The “Go For Broke” spirit enabled the men to ignore the word “impossible” and the 442nd RCT/100th Battalion became the most highly decorated unit in the history of the U.S. armed forces for its size and length of service.

After military service under the GI Bill, Yosh attended the University of Southern California and began his career as an educator, artist, community leader and activist.

During WWII, constitutional rights were suspended under the guise of military necessity. We had Japanese faces but American hearts. Yosh’s faith and hope came to pass with the passage of HR 442, an apology for the incarceration and treatment of Americans of Japanese ancestry by both houses of the U.S. Congress and signed by President Ronald Reagan in 1988. This made Yosh proud that a great country can admit a wrong and apologize.

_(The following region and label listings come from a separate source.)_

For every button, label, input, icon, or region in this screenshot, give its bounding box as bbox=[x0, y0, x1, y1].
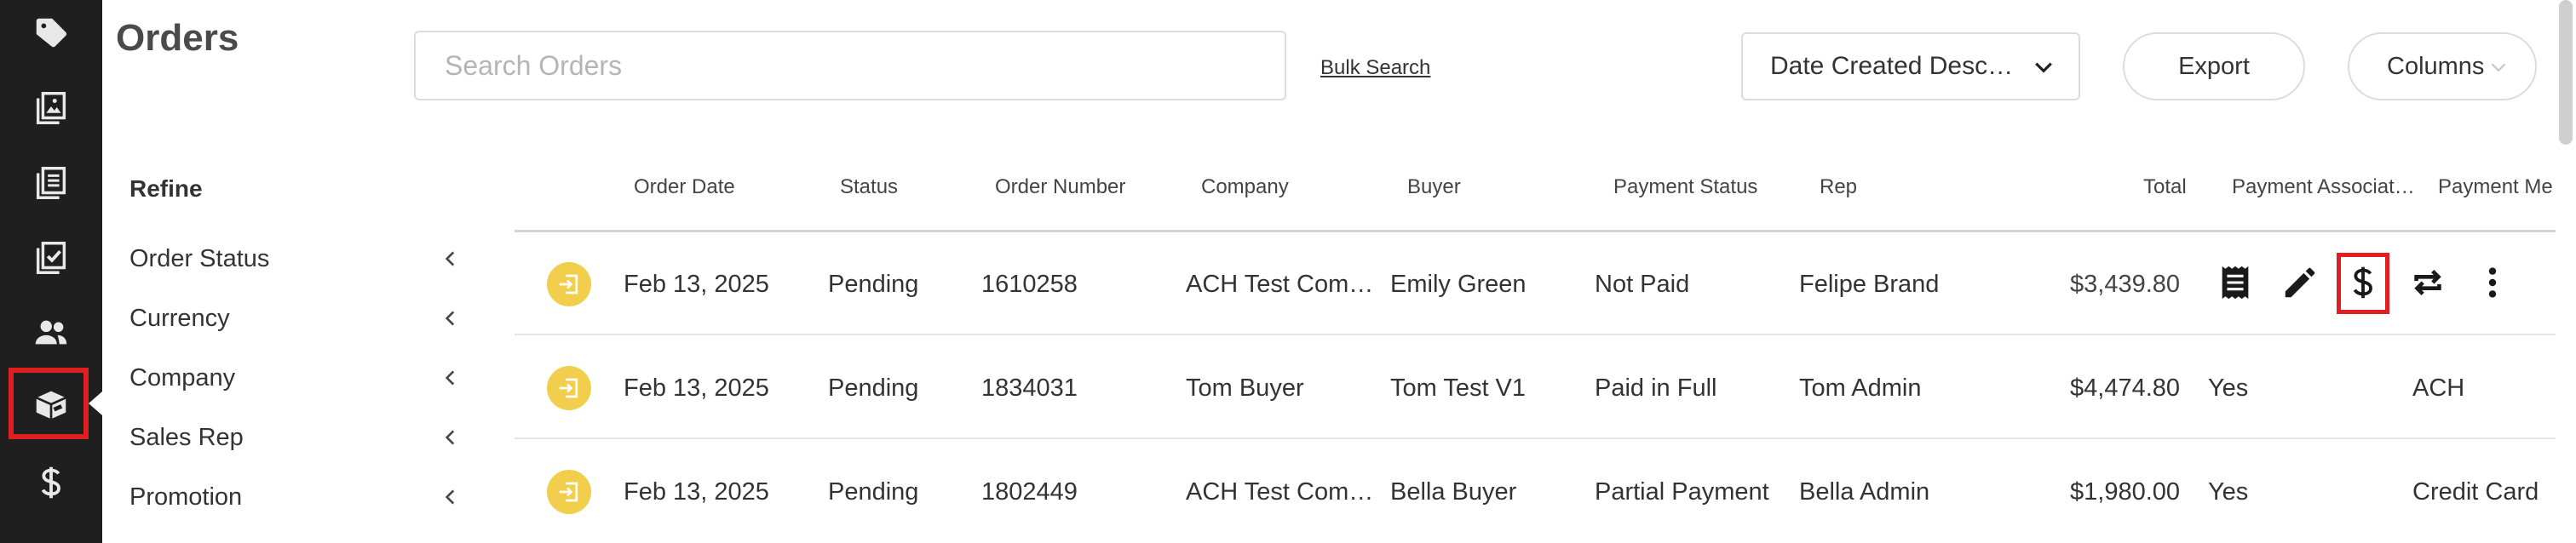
refine-item-label: Company bbox=[129, 363, 236, 392]
rail-item-lists[interactable] bbox=[0, 153, 102, 213]
cell-order-date: Feb 13, 2025 bbox=[624, 374, 769, 402]
cell-total: $1,980.00 bbox=[2070, 478, 2181, 506]
column-header-order-number[interactable]: Order Number bbox=[995, 175, 1125, 199]
order-type-icon[interactable] bbox=[547, 262, 591, 306]
page-title: Orders bbox=[116, 17, 239, 59]
refine-item-label: Sales Rep bbox=[129, 423, 244, 451]
cell-payment-method: ACH bbox=[2412, 374, 2465, 402]
cell-order-date: Feb 13, 2025 bbox=[624, 271, 769, 298]
refine-item-sales-rep[interactable]: Sales Rep bbox=[129, 419, 462, 456]
table-header-divider bbox=[515, 230, 2556, 232]
cell-order-number[interactable]: 1802449 bbox=[981, 478, 1078, 506]
row-action-receipt[interactable] bbox=[2211, 259, 2259, 306]
row-divider bbox=[515, 437, 2556, 439]
icon-rail bbox=[0, 0, 102, 543]
row-action-more[interactable] bbox=[2469, 259, 2516, 306]
list-icon bbox=[36, 167, 66, 199]
cell-payment-status: Not Paid bbox=[1595, 271, 1690, 298]
enter-icon bbox=[559, 274, 578, 294]
row-action-refresh[interactable] bbox=[2404, 259, 2452, 306]
cell-payment-associated: Yes bbox=[2208, 374, 2249, 402]
chevron-down-icon bbox=[2035, 62, 2052, 73]
cell-buyer: Emily Green bbox=[1390, 271, 1527, 298]
chevron-left-icon bbox=[445, 311, 455, 326]
column-header-payment-method[interactable]: Payment Me bbox=[2438, 175, 2553, 199]
rail-item-checklist[interactable] bbox=[0, 228, 102, 288]
receipt-icon bbox=[2222, 266, 2249, 300]
chevron-left-icon bbox=[445, 370, 455, 386]
users-icon bbox=[35, 320, 67, 345]
dollar-icon bbox=[41, 466, 60, 499]
more-icon bbox=[2488, 267, 2497, 298]
export-button-label: Export bbox=[2178, 52, 2250, 80]
cell-status: Pending bbox=[828, 478, 919, 506]
refine-item-company[interactable]: Company bbox=[129, 359, 462, 397]
payment-action-highlight bbox=[2337, 253, 2389, 314]
sort-select[interactable]: Date Created Desc… bbox=[1741, 32, 2080, 100]
enter-icon bbox=[559, 378, 578, 398]
sort-select-value: Date Created Desc… bbox=[1770, 52, 2014, 80]
chevron-down-icon bbox=[2491, 63, 2506, 72]
checklist-icon bbox=[36, 242, 66, 274]
refine-item-label: Promotion bbox=[129, 483, 243, 511]
cell-total: $4,474.80 bbox=[2070, 374, 2181, 402]
rail-item-payments[interactable] bbox=[0, 453, 102, 512]
tag-icon bbox=[36, 18, 67, 48]
columns-button-label: Columns bbox=[2387, 52, 2485, 80]
rail-item-tags[interactable] bbox=[0, 3, 102, 63]
export-button[interactable]: Export bbox=[2123, 32, 2305, 100]
active-item-highlight bbox=[9, 368, 89, 439]
column-header-order-date[interactable]: Order Date bbox=[634, 175, 735, 199]
cell-rep: Felipe Brand bbox=[1799, 271, 1940, 298]
refine-title: Refine bbox=[129, 175, 203, 202]
enter-icon bbox=[559, 482, 578, 502]
cell-buyer: Bella Buyer bbox=[1390, 478, 1517, 506]
cell-order-number[interactable]: 1610258 bbox=[981, 271, 1078, 299]
chevron-left-icon bbox=[445, 489, 455, 505]
refine-item-order-status[interactable]: Order Status bbox=[129, 240, 462, 277]
refine-item-label: Order Status bbox=[129, 244, 270, 272]
rail-item-users[interactable] bbox=[0, 303, 102, 363]
cell-total: $3,439.80 bbox=[2070, 271, 2181, 298]
cell-payment-associated: Yes bbox=[2208, 478, 2249, 506]
column-header-total[interactable]: Total bbox=[2143, 175, 2187, 199]
order-type-icon[interactable] bbox=[547, 366, 591, 410]
column-header-rep[interactable]: Rep bbox=[1820, 175, 1857, 199]
column-header-payment-status[interactable]: Payment Status bbox=[1613, 175, 1757, 199]
catalog-icon bbox=[36, 92, 66, 124]
edit-icon bbox=[2285, 267, 2315, 298]
columns-button[interactable]: Columns bbox=[2348, 32, 2537, 100]
cell-payment-method: Credit Card bbox=[2412, 478, 2539, 506]
cell-company: ACH Test Com… bbox=[1186, 478, 1374, 506]
active-item-pointer bbox=[89, 392, 102, 415]
cell-order-number[interactable]: 1834031 bbox=[981, 374, 1078, 403]
order-type-icon[interactable] bbox=[547, 470, 591, 514]
cell-buyer: Tom Test V1 bbox=[1390, 374, 1527, 402]
row-divider bbox=[515, 334, 2556, 335]
bulk-search-link[interactable]: Bulk Search bbox=[1320, 56, 1430, 80]
search-input[interactable] bbox=[414, 31, 1286, 100]
chevron-left-icon bbox=[445, 430, 455, 445]
cell-order-date: Feb 13, 2025 bbox=[624, 478, 769, 506]
cell-payment-status: Partial Payment bbox=[1595, 478, 1769, 506]
cell-company: ACH Test Com… bbox=[1186, 271, 1374, 298]
cell-status: Pending bbox=[828, 271, 919, 298]
cell-rep: Bella Admin bbox=[1799, 478, 1930, 506]
cell-rep: Tom Admin bbox=[1799, 374, 1922, 402]
column-header-company[interactable]: Company bbox=[1201, 175, 1289, 199]
rail-item-catalog[interactable] bbox=[0, 78, 102, 138]
refine-item-promotion[interactable]: Promotion bbox=[129, 478, 462, 516]
column-header-payment-associated[interactable]: Payment Associat… bbox=[2232, 175, 2415, 199]
chevron-left-icon bbox=[445, 251, 455, 266]
refine-item-currency[interactable]: Currency bbox=[129, 300, 462, 337]
refresh-icon bbox=[2414, 269, 2441, 296]
row-action-edit[interactable] bbox=[2276, 259, 2324, 306]
cell-status: Pending bbox=[828, 374, 919, 402]
column-header-buyer[interactable]: Buyer bbox=[1407, 175, 1461, 199]
cell-payment-status: Paid in Full bbox=[1595, 374, 1717, 402]
refine-item-label: Currency bbox=[129, 304, 230, 332]
cell-company: Tom Buyer bbox=[1186, 374, 1304, 402]
vertical-scrollbar[interactable] bbox=[2559, 0, 2573, 145]
column-header-status[interactable]: Status bbox=[840, 175, 898, 199]
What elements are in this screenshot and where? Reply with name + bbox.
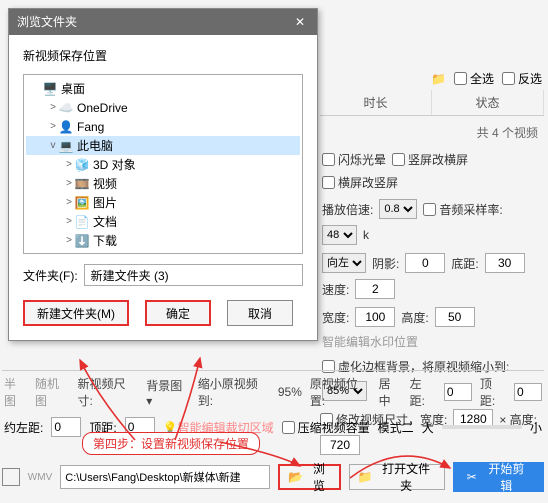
- music-icon: 🎵: [74, 253, 90, 255]
- height-input[interactable]: [435, 307, 475, 327]
- strip-tabs: 半图 随机图 新视频尺寸: 背景图 ▾ 缩小原视频到: 95% 原视频位置: 居…: [2, 370, 544, 413]
- scissors-icon: ✂: [467, 470, 477, 484]
- pic-icon: 🖼️: [74, 196, 90, 210]
- top-input[interactable]: [514, 383, 542, 401]
- video-count: 共 4 个视频: [320, 116, 544, 147]
- samplerate-select[interactable]: 48: [322, 225, 357, 245]
- row-shadow: 向左 阴影: 底距: 速度:: [320, 249, 544, 303]
- dir-select[interactable]: 向左: [322, 253, 366, 273]
- dialog-subtitle: 新视频保存位置: [23, 47, 303, 64]
- watermark-label: 智能编辑水印位置: [322, 333, 418, 350]
- tree-item[interactable]: v💻此电脑: [26, 136, 300, 155]
- shrink-pct[interactable]: 95%: [278, 385, 302, 399]
- tree-item[interactable]: >🎞️视频: [26, 174, 300, 193]
- start-edit-button[interactable]: ✂ 开始剪辑: [453, 462, 544, 492]
- size-slider[interactable]: [442, 425, 522, 429]
- tab-half[interactable]: 半图: [4, 375, 27, 409]
- wmv-label: WMV: [28, 472, 52, 483]
- invert-sel-checkbox[interactable]: 反选: [502, 70, 542, 87]
- dl-icon: ⬇️: [74, 234, 90, 248]
- video-icon: 🎞️: [74, 177, 90, 191]
- top-right-controls: 📁 全选 反选: [431, 70, 542, 87]
- samplerate-checkbox[interactable]: 音频采样率:: [423, 201, 502, 218]
- h2v-checkbox[interactable]: 横屏改竖屏: [322, 174, 398, 191]
- cancel-button[interactable]: 取消: [227, 300, 293, 326]
- left-input[interactable]: [444, 383, 472, 401]
- format-checkbox[interactable]: [2, 468, 20, 486]
- output-path-input[interactable]: [60, 465, 270, 489]
- pos-select[interactable]: 居中: [379, 375, 402, 409]
- row-effects: 闪烁光晕 竖屏改横屏 横屏改竖屏: [320, 147, 544, 195]
- list-header: 时长 状态: [320, 90, 544, 116]
- tree-item[interactable]: >🧊3D 对象: [26, 155, 300, 174]
- tab-random[interactable]: 随机图: [35, 375, 70, 409]
- mode-select[interactable]: 模式二: [378, 419, 414, 436]
- user-icon: 👤: [58, 120, 74, 134]
- speed-label: 播放倍速:: [322, 201, 373, 218]
- obj3d-icon: 🧊: [74, 158, 90, 172]
- ok-button[interactable]: 确定: [145, 300, 211, 326]
- row-playback: 播放倍速: 0.8 音频采样率: 48 k: [320, 195, 544, 249]
- new-folder-button[interactable]: 新建文件夹(M): [23, 300, 129, 326]
- speed-input[interactable]: [355, 279, 395, 299]
- open-folder-button[interactable]: 📁 打开文件夹: [349, 464, 445, 490]
- dialog-titlebar[interactable]: 浏览文件夹 ✕: [9, 9, 317, 35]
- tree-item[interactable]: >🖼️图片: [26, 193, 300, 212]
- folder-field-label: 文件夹(F):: [23, 267, 78, 284]
- tree-item[interactable]: >🎵音乐: [26, 250, 300, 254]
- tree-item[interactable]: >☁️OneDrive: [26, 98, 300, 117]
- tree-item[interactable]: >👤Fang: [26, 117, 300, 136]
- row-wh: 宽度: 高度: 智能编辑水印位置: [320, 303, 544, 354]
- desktop-icon: 🖥️: [42, 82, 58, 96]
- compress-checkbox[interactable]: 压缩视频容量: [282, 419, 370, 436]
- tree-item[interactable]: >⬇️下载: [26, 231, 300, 250]
- depth-input[interactable]: [485, 253, 525, 273]
- bottom-strip: 半图 随机图 新视频尺寸: 背景图 ▾ 缩小原视频到: 95% 原视频位置: 居…: [2, 370, 544, 441]
- folder-icon: 📁: [431, 72, 446, 86]
- annotation-step4: 第四步：设置新视频保存位置: [82, 432, 260, 455]
- doc-icon: 📄: [74, 215, 90, 229]
- browse-button[interactable]: 📂 浏览: [278, 464, 340, 490]
- folder-icon: 📁: [358, 470, 373, 484]
- tree-item[interactable]: >📄文档: [26, 212, 300, 231]
- select-all-checkbox[interactable]: 全选: [454, 70, 494, 87]
- col-duration: 时长: [320, 90, 432, 115]
- col-status: 状态: [432, 90, 544, 115]
- folder-tree[interactable]: 🖥️桌面>☁️OneDrive>👤Fangv💻此电脑>🧊3D 对象>🎞️视频>🖼…: [23, 74, 303, 254]
- cloud-icon: ☁️: [58, 101, 74, 115]
- dialog-title: 浏览文件夹: [17, 9, 77, 35]
- crop-left-input[interactable]: [51, 417, 81, 437]
- flash-checkbox[interactable]: 闪烁光晕: [322, 151, 386, 168]
- shadow-input[interactable]: [405, 253, 445, 273]
- pc-icon: 💻: [58, 139, 74, 153]
- bg-img-select[interactable]: 背景图 ▾: [146, 377, 189, 408]
- tree-item[interactable]: 🖥️桌面: [26, 79, 300, 98]
- folder-open-icon: 📂: [288, 470, 303, 484]
- width-input[interactable]: [355, 307, 395, 327]
- folder-name-input[interactable]: [84, 264, 303, 286]
- v2h-checkbox[interactable]: 竖屏改横屏: [392, 151, 468, 168]
- browse-folder-dialog: 浏览文件夹 ✕ 新视频保存位置 🖥️桌面>☁️OneDrive>👤Fangv💻此…: [8, 8, 318, 341]
- speed-select[interactable]: 0.8: [379, 199, 417, 219]
- close-icon[interactable]: ✕: [291, 9, 309, 35]
- path-row: WMV 📂 浏览 📁 打开文件夹 ✂ 开始剪辑: [2, 462, 544, 492]
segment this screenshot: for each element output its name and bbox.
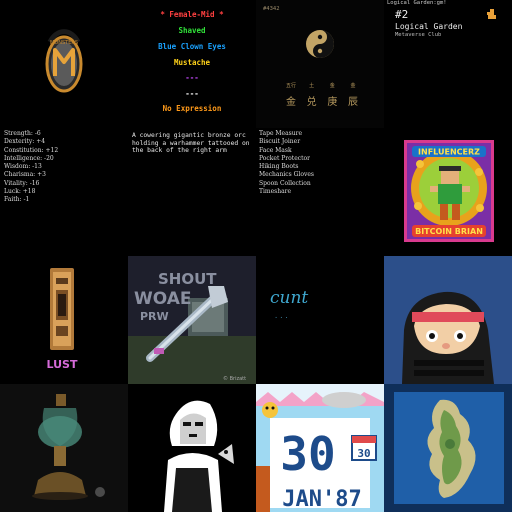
tile-monsters-logo[interactable]: MONSTERS: [0, 0, 128, 128]
yin-yang-icon: [306, 30, 334, 58]
gear-item: Hiking Boots: [259, 163, 299, 171]
shout-line3: PRW: [140, 310, 169, 323]
gear-item: Biscuit Joiner: [259, 138, 301, 146]
pizza-lady-art: [128, 384, 256, 512]
trait-line: Blue Clown Eyes: [158, 42, 226, 51]
stat-line: Dexterity: +4: [4, 138, 46, 146]
tile-orc-description[interactable]: A cowering gigantic bronze orc holding a…: [128, 128, 264, 264]
gear-item: Face Mask: [259, 146, 292, 154]
island-map-art: [384, 384, 512, 512]
gear-item: Pocket Protector: [259, 154, 311, 162]
stat-line: Charisma: +3: [4, 171, 46, 179]
ninja-character-art: [402, 291, 494, 384]
trait-line: Shaved: [178, 26, 206, 35]
gear-item: Spoon Collection: [259, 179, 311, 187]
tile-lamp[interactable]: [0, 384, 128, 512]
lust-card-art: LUST: [47, 268, 78, 371]
cunt-dots-text: ...: [274, 312, 290, 320]
influencer-bottom-text: BITCOIN BRIAN: [415, 227, 483, 236]
monsters-logo-text: MONSTERS: [50, 40, 78, 46]
orc-description-text: A cowering gigantic bronze orc holding a…: [132, 132, 250, 155]
stem-row-small: 五行 土 金 金: [285, 83, 356, 89]
calendar-pixel-art: 30 30 JAN'87: [256, 384, 384, 512]
tile-logical-garden[interactable]: Logical Garden:gm! #2 Logical Garden Met…: [384, 0, 512, 128]
tile-lust-card[interactable]: LUST: [0, 256, 128, 384]
trait-line: * Female-Mid *: [160, 10, 224, 19]
influencer-top-text: INFLUENCERZ: [418, 148, 480, 157]
stat-line: Strength: -6: [4, 130, 41, 137]
shout-line1: SHOUT: [158, 270, 217, 288]
trait-line: ---: [185, 89, 199, 98]
trait-line: No Expression: [162, 104, 222, 113]
stat-line: Wisdom: -13: [4, 163, 42, 171]
shout-credit: © Brizatt: [223, 375, 246, 382]
stat-line: Intelligence: -20: [4, 154, 54, 162]
tile-character-traits[interactable]: * Female-Mid * Shaved Blue Clown Eyes Mu…: [128, 0, 256, 128]
tile-gear-list[interactable]: Tape Measure Biscuit Joiner Face Mask Po…: [256, 128, 390, 260]
gear-item: Timeshare: [259, 188, 292, 196]
influencer-card-art: INFLUENCERZ BITCOIN BRIAN: [404, 140, 494, 242]
stat-line: Faith: -1: [4, 196, 30, 204]
calendar-date: JAN'87: [282, 487, 361, 512]
monsters-logo-icon: MONSTERS: [45, 29, 83, 93]
cunt-word-text: cunt: [270, 288, 309, 308]
tile-ninja-character[interactable]: [384, 256, 512, 384]
tile-shout-woae[interactable]: SHOUT WOAE PRW © Brizatt: [128, 256, 256, 384]
gear-item: Mechanics Gloves: [259, 171, 314, 179]
tile-cunt-word[interactable]: cunt ...: [256, 256, 384, 384]
lust-label: LUST: [47, 358, 78, 371]
shout-line2: WOAE: [134, 289, 192, 309]
nft-gallery-grid: MONSTERS * Female-Mid * Shaved Blue Clow…: [0, 0, 512, 512]
garden-badge-icon: [487, 9, 496, 19]
lamp-art: [0, 384, 128, 512]
tile-calendar-pixel[interactable]: 30 30 JAN'87: [256, 384, 384, 512]
stat-line: Constitution: +12: [4, 146, 59, 154]
trait-line: Mustache: [173, 58, 211, 67]
tile-yin-yang[interactable]: #4342 五行 土 金 金 金 兑 庚 辰: [256, 0, 384, 128]
tile-influencer-card[interactable]: INFLUENCERZ BITCOIN BRIAN: [384, 128, 512, 256]
tile-character-stats[interactable]: Strength: -6 Dexterity: +4 Constitution:…: [0, 128, 136, 260]
gear-item: Tape Measure: [259, 130, 303, 137]
tile-island-map[interactable]: [384, 384, 512, 512]
calendar-small-number: 30: [357, 447, 370, 460]
trait-line: ---: [185, 73, 199, 82]
tile-pizza-lady[interactable]: [128, 384, 256, 512]
calendar-big-number: 30: [280, 427, 335, 481]
shout-art: SHOUT WOAE PRW © Brizatt: [128, 256, 256, 384]
stat-line: Luck: +18: [4, 188, 36, 196]
stem-row-large: 金 兑 庚 辰: [286, 97, 358, 108]
stat-line: Vitality: -16: [4, 179, 40, 187]
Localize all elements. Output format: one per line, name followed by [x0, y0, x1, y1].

On Nov. 2, 2011, Yosh with other “Go For Broke” veterans were invited to the nation’s capital and presented with the Congressional Gold Medal. What he remembered most was the politeness of the Republican and Democratic leaders to each other and their many kind words.

Yosh displayed many personal items: Congressional Gold Medal, the Presidential Unit Citation ribbon with a gold leaf cluster, the Bronze Star Medal, the French Legion of Merit Medal, two books about WWII veterans that included Yosh, and “Go For Broke” postage stamps, 

He concluded that now is a good time to let America know the sacrifices and contributions made by Japanese Americans, thus focusing positive light on all Asian Americans and all Americans.